Площадь взорвалась гневом. Будто уголек швырнул Назар в кучу пороха. Забурлило, заклокотало. Кто-то, надрываясь, выкрикивал:
— Пусть писарчук Михалец сам воюет!
— И есаулы с кулацкими сынками.
Размахивали костылями, крыли бранью, кто-то тыкал культю под нос побелевшему от испуга Михальцову.
— А относительно церкви, на что тут Михальцов намекал, скажу прямо, — продолжал Назар. — Если кадеты поставят на церкви пулемет и будут стрелять по нас, так мы и церковь снесем.
— Правильно!
И умолкла площадь, подалась вперед — на трибуне появилась Таня Соломаха.
Она стояла высокая, стройная, платочек сполз на затылок. Что скажет большевичка? Что посоветует молодая учительница? Как вдруг качнулась толпа. Земля! Трепетная волна пробежала среди бедноты, потеплело на сердце, улыбнулись нивы бедняку, зашумели тяжелыми колосьями…
Земля!

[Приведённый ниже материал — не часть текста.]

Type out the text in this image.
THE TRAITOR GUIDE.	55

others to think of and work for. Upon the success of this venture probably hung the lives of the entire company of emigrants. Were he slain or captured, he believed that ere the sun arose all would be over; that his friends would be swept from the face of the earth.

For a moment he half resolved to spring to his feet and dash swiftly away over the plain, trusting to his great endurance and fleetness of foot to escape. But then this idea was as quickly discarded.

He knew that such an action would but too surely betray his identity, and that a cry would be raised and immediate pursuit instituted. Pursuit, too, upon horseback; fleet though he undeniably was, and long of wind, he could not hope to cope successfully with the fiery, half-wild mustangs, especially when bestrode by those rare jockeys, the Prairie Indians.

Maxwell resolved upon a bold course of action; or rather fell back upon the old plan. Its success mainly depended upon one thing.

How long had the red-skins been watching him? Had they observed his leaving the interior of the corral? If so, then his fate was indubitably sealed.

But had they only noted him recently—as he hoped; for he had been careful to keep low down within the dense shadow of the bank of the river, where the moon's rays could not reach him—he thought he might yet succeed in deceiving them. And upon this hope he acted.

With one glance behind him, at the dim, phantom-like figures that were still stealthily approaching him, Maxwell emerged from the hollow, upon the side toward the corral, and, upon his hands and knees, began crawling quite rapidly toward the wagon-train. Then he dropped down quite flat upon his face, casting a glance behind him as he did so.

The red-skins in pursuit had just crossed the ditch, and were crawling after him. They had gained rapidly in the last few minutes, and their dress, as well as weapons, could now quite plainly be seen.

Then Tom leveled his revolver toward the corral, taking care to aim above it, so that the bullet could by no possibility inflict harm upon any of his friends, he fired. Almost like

Насторожились богачи, руки потянулись к кинжалам: может, на их землю посягают?!
Земля! Вековые мечты, извечные драки за межу, за горсточку пресного и животворного чернозема. Прадеды покинули родную Украину, пошли сюда по землю, плыли морем, шагали степью, умирали в дороге, гибли ради земли.
По самым больным струнам ударила Таня.
— Тише, люди! — закричали даже богачи. — Большевичка про землю говорить будет.
— Афишку прочитает.
Читая декрет о земле, Таня почувствовала облегчение. Вот когда можно посмотреть людям в глаза! Конец нищете и невежеству.
Клокотал митинг, бурлил, а Таня будто летела над землей и бросала слова-молнии.
Она призывала разделить восемнадцать тысяч десятин помещичьей земли. Ведь господа помещики удрали.
Но когда на следующий день, 16 января 1918 года, избранные обществом в земельную комиссию (разве мог вообразить Михальцов, что митинг закончится избранием Совета казачьих и крестьянских депутатов в составе двадцати человек!) Стефан Чуб, Макуха, Ничик, Кикоть направились к помещичьим усадьбам, их встретила ружейным огнем господская охрана из карачаевцев и осетин. Рассвирепевшие охранники схватили безоружных депутатов Совета и заперли их в сарай. Явившийся атаман под воздействием местных кулаков приказал сечь плетками народных избранников.
Но в это время возле станичной управы собралось около восьмисот фронтовиков. Ударили в набат. Церковный колокол взбудоражил всю станицу (когда-то так созывали людей только при нападении черкесов или по требованию дедов-старейшин). На площадь вышла вся станица: старый и малый, мужчины и женщины. В зимнем воздухе над площадью повисло облако табачного дыма и пара. Люди заполнили соседние улицы. Мальчишки, в рваных отцовских ватных бешметах, в облезлых прадедовских папахах, облепили деревья, церковную ограду.